These are books that periodically make an appearance in my bookbag, the sort of books that don’t get read straight through. They’re not always cover-to-cover reads for me; if they are, they’re read cover-t0-cover over an unusually long period of time.
Quite likely this volume is intended as a supplementary work, or as a collection designed to refresh the memories of Canadian poets who are loosely familiar with their national heritage already.
For the casual reader, Canadian Poetry would be a more meaningful read if each poet had a page or two (rather than a paragraph or two) of an introduction to their time, place and work.
I found, in particular, the first 80 pages of this volume to be one big blur of “early Canadian history”. To get some context, I pulled out Charlotte Gray’s This Museum Called Canada: 25 Rooms of Wonder.
Arranged into rooms, as though someone were assembling a gallery of important images and objects to chronicle the history of this land, This Museum Called Canada works brilliantly as a companion volume for this volume of poetry.
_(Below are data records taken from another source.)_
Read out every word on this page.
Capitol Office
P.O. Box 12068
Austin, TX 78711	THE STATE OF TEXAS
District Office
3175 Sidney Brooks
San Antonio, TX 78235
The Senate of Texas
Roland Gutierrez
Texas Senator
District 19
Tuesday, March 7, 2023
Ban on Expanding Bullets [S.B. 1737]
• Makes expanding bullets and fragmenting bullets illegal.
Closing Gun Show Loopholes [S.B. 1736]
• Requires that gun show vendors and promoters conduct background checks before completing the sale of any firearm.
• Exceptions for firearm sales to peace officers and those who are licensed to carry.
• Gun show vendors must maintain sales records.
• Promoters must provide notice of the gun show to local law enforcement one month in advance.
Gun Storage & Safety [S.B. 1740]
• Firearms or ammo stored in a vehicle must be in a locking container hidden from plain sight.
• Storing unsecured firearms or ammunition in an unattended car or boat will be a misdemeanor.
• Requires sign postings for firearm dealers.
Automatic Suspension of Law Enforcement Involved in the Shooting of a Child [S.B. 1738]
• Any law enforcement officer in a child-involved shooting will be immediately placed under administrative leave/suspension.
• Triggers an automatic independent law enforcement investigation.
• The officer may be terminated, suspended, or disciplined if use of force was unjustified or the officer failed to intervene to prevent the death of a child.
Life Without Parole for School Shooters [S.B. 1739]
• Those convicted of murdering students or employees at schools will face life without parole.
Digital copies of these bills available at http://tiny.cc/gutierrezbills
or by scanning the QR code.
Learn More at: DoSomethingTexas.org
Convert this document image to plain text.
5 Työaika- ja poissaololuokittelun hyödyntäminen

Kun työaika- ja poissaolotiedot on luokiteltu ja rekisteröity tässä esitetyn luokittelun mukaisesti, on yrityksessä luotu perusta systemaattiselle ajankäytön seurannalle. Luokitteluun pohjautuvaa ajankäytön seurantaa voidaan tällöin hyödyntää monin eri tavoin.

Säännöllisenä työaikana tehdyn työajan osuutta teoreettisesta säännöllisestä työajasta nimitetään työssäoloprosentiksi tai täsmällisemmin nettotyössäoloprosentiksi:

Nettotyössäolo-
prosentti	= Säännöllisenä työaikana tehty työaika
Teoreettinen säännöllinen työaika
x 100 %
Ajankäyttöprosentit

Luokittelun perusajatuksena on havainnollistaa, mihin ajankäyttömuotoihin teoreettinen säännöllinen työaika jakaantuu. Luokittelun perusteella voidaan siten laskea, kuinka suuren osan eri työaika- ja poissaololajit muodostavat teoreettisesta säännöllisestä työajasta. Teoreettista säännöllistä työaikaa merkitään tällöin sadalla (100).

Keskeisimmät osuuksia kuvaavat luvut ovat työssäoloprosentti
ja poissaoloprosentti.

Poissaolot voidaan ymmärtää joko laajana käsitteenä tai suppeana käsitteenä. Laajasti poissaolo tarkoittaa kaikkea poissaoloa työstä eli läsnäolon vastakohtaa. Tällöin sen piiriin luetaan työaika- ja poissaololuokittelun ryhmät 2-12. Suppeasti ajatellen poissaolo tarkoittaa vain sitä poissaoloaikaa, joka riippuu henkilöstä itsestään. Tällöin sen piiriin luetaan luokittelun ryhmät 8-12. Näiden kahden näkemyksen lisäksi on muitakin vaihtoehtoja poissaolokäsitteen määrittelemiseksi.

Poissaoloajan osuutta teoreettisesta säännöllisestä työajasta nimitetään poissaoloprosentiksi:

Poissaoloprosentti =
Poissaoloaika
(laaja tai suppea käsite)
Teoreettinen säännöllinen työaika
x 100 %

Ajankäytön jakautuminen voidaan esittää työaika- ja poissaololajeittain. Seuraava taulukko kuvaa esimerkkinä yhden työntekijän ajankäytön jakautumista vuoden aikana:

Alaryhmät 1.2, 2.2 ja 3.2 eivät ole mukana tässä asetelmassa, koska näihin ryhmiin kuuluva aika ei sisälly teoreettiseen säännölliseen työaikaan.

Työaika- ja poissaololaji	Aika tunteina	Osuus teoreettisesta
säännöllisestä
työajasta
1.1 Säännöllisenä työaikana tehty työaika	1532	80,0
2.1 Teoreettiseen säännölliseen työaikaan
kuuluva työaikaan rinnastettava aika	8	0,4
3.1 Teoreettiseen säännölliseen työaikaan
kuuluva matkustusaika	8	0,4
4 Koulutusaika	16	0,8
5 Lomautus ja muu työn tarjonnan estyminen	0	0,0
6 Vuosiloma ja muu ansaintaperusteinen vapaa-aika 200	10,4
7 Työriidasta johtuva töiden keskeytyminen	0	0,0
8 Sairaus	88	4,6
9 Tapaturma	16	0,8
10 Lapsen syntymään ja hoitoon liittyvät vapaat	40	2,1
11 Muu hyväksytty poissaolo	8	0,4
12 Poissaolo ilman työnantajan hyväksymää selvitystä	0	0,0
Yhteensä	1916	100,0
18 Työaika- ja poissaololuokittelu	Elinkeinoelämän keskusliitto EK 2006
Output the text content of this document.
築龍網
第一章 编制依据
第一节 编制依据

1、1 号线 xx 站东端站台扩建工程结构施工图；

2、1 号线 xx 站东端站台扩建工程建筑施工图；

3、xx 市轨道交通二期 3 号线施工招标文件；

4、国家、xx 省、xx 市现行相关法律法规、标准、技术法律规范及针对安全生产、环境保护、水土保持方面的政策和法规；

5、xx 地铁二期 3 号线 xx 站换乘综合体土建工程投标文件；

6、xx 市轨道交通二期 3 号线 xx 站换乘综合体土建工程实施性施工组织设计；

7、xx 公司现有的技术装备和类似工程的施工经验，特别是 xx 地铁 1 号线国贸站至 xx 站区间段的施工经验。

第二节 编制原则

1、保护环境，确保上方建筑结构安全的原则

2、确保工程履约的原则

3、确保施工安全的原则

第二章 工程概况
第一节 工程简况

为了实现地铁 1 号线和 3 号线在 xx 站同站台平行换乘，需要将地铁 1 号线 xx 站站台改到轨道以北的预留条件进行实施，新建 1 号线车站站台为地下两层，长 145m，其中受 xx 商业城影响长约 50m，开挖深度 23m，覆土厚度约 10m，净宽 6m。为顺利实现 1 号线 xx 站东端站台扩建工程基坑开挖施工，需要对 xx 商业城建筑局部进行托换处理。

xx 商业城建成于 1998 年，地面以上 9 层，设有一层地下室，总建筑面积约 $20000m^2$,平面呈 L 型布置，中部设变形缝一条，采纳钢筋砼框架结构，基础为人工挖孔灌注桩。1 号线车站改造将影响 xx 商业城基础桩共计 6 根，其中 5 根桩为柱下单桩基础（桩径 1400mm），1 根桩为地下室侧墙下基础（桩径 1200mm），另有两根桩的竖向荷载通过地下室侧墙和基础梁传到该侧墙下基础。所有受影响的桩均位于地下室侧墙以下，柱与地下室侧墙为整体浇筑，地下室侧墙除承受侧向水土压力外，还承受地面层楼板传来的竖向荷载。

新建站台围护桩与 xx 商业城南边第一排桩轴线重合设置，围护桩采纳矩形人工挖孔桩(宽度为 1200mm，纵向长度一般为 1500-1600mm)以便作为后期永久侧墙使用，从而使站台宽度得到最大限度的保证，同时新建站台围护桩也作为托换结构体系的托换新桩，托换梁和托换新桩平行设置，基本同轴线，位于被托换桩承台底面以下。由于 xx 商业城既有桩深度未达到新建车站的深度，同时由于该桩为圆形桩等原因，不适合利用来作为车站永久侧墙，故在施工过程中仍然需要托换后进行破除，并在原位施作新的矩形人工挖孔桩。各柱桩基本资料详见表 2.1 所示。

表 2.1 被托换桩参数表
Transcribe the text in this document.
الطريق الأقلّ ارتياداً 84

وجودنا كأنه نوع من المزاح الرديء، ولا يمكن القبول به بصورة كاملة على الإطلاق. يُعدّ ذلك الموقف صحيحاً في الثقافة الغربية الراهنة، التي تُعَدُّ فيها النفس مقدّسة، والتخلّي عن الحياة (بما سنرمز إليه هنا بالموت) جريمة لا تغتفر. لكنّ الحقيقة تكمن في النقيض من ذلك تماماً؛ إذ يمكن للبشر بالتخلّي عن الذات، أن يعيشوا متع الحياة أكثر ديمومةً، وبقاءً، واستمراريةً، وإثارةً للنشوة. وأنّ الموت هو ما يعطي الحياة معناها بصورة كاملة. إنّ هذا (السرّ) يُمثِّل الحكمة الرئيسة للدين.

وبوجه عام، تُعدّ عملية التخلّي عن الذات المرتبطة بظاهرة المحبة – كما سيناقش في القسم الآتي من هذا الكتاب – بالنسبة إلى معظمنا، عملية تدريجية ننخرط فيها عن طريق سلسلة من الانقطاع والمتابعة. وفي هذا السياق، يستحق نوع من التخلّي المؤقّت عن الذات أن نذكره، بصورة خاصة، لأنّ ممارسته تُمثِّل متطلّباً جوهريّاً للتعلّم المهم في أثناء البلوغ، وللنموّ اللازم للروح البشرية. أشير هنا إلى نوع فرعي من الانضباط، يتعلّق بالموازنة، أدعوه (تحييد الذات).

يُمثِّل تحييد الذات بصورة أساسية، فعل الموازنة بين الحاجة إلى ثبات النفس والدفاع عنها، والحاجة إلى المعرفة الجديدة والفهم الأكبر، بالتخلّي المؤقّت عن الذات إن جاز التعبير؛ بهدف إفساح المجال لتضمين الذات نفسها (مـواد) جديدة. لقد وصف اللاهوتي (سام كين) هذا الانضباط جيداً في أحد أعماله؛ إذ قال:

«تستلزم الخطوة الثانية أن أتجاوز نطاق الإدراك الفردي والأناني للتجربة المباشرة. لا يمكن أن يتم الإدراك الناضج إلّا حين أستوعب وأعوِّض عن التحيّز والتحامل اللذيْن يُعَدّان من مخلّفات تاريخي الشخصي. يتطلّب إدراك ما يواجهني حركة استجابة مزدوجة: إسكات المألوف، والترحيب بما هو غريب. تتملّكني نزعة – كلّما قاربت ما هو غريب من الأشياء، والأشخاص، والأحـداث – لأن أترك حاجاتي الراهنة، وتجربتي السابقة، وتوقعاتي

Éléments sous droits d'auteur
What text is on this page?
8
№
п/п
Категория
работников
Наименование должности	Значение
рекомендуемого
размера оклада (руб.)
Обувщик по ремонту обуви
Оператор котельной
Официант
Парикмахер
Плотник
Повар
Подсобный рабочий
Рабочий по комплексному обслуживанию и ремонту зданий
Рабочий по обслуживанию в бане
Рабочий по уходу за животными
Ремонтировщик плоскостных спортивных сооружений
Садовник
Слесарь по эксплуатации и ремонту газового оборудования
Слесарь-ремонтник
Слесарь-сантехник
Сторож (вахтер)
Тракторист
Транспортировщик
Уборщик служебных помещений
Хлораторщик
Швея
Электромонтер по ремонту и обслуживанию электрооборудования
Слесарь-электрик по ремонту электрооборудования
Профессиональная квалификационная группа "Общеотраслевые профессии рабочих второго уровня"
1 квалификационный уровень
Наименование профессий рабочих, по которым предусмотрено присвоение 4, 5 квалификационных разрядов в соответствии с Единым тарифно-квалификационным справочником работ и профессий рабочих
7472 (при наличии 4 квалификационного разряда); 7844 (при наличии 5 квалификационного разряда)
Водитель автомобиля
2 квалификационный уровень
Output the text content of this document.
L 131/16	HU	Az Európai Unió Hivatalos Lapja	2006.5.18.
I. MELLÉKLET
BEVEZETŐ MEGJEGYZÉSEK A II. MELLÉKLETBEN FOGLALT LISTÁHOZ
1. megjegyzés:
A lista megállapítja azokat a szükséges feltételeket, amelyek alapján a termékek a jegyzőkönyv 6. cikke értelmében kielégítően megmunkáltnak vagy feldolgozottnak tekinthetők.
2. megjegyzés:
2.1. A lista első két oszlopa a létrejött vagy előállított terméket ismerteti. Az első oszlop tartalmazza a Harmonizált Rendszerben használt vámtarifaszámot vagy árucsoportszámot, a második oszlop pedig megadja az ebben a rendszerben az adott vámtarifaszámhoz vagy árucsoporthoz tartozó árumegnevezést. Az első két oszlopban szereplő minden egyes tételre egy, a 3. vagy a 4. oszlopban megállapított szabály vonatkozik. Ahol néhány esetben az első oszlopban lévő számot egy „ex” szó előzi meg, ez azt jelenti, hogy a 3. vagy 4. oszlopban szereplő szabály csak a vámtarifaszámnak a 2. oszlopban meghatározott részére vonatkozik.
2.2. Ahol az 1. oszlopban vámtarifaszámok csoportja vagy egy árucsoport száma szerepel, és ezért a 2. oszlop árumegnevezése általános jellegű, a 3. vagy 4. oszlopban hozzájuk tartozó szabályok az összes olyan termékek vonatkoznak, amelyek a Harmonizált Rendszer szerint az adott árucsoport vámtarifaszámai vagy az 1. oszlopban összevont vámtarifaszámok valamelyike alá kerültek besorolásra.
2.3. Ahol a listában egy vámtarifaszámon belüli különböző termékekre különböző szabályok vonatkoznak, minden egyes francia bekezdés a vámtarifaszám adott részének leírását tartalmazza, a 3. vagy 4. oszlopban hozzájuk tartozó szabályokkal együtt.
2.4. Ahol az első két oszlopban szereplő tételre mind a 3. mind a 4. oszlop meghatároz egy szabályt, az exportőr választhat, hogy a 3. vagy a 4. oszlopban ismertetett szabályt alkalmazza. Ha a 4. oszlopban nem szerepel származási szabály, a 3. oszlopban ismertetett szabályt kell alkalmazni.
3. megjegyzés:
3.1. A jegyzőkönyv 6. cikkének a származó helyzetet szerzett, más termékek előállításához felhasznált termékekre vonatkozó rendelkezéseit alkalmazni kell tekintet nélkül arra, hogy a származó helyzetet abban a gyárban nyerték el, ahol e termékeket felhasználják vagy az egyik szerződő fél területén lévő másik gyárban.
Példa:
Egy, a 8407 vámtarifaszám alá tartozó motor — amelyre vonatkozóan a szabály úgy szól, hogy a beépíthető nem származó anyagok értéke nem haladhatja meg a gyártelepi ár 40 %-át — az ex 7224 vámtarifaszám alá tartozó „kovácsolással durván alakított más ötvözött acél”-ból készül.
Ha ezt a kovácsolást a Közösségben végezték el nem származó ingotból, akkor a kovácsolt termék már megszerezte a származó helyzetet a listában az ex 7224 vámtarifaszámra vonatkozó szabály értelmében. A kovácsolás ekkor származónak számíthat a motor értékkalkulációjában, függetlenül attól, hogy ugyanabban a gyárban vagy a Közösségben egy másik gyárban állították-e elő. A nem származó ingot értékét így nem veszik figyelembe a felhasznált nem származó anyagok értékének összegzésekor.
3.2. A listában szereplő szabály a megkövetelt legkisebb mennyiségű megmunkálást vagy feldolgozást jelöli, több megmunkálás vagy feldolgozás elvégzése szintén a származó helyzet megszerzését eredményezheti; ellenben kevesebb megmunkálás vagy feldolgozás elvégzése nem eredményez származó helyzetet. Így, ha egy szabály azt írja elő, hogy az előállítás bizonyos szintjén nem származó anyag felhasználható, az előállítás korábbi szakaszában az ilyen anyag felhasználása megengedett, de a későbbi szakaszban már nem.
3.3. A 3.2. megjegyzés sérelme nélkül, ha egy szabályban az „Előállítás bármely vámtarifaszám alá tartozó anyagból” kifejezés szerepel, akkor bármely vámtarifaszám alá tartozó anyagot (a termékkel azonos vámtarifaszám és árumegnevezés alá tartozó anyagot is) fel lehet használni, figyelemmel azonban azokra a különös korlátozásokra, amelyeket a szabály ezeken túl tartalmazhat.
It’s just what I needed. (I’ll have more to say about this volume at another time, but it’s most definitely not in my bookbag because it’s quite likely one of the heaviest and bulkiest books that I own.)
Divided into two sections (Foundations, which begins with Robert Hayman in 1628 and ends with Charles Mair in 1890; Continuations, which begins with Isabella Valency Crawford in 1880 and ends with Frank Prewett in 1923), this collection offers only one or two poems for each of the earlier poets, half a dozen or a dozen poems for most of the later poets.
It’s just enough to let you know which are of the most interest to you as a reader, so that you can track down a more indepth volume or a biography or some other unwieldy and glossy-paged volume to read following or alongside.
Mostly I’m reading straight through, to get an idea of the changes across the decades, but I’ve peeked ahead at particular poets; I got a good chuckle out of the Robert Service poem “My Cross”, which pokes fun at the fact that the only poem he’s known for is rude, ribald and vulgar (“The Shooting of Dan McGrew, of which an excerpt also appears) despite all the honourable verse he has written.
I’ll continue to slip this into my bookbag until I’m finished. Have you been dipping into any poetry lately?